La identidad hace referencia al sentimiento que tenemos de ser “uno”, idéntico a nosotros mismos, independientemente de nuestra edad o de otras circunstancias ambientales o personales. La identidad puede ser definida como (Dilts,1983;Dilts 1997;Dilts y DeLozier,2000):

“La conciencia de lo que somos. La conciencia de nuestra identidad organiza nuestras creencias, capacidades y comportamientos dentro de un único sistema.”

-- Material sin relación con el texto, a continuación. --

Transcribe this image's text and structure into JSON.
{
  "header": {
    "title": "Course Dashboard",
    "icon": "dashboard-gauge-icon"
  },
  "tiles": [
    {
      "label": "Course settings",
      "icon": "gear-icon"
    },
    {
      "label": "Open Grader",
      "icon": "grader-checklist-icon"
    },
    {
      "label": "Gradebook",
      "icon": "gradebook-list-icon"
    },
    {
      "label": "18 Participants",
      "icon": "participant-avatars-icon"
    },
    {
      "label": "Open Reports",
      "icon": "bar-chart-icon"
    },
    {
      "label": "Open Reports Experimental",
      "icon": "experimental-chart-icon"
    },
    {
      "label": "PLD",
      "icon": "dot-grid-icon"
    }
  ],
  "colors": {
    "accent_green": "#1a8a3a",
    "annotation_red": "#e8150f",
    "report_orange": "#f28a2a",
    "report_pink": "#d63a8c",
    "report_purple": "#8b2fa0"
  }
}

Una pregunta enfocada al nivel de identidad dice así:¿Quién soy yo?.Es en cierta medida la imagen que cada uno tiene de sí mismo, en el más amplio sentido de la palabra. Imagen con capacidad para evolucionar y progresar pero “manteniendo” siempre el sentido de nuestra unidad y coherencia.

La identidad, por tanto, se constituye como una definición dinámica en perpetua reformulación que cada uno ha de hacerse partiendo del lugar en el que se encuentra y orientándose hacia las metas futuras. Nadie “es” de manera absoluta y permanente, sino que todos nos estamos “redefiniendo” constantemente. Y esta autodefinición personal se manifiesta en cada uno de los niveles inferiores de manera que según la forma en que yo me defina, así elijo desarrollar o adquirir las capacidades más relevantes para mantenerme en mi camino, consolidar los hábitos más adecuados para perseverar en mi meta o realizar las conductas más congruentes con mis propias creencias y valores (Alvarez,1998).

La construcción de la identidad requiera no pocas dosis de disciplina, esfuerzo y sacrificio, para que a través de la auto-reflexión y auto-observación podamos ser conscientes primero, y eliminar después, aquellos aspectos considerados como indeseables y transformarlos en las cualidades a las que deseamos aspirar. Como es fácil presuponer, no se trata de un trabajo superficial y/o improvisado, ha de tener soportes sólidos a nivel de creencias y donde los valores actúan como su verdadero fundamento y sostén. De igual forma, la identidad se encuentra directamente conectada con la espiritualidad, y de ella se alimenta, ya que se trata del máximo nivel jerárquico dentro de los diferentes niveles neurológicos. En este nivel de identidad hemos de ser capaces de asumir con éxito nuestra misión o función en la vida. Se trata de un aspecto clave para identificarnos y comprometernos con nosotros mismos, el único y el verdadero camino hacia la realización personal completa (Carrión,1999).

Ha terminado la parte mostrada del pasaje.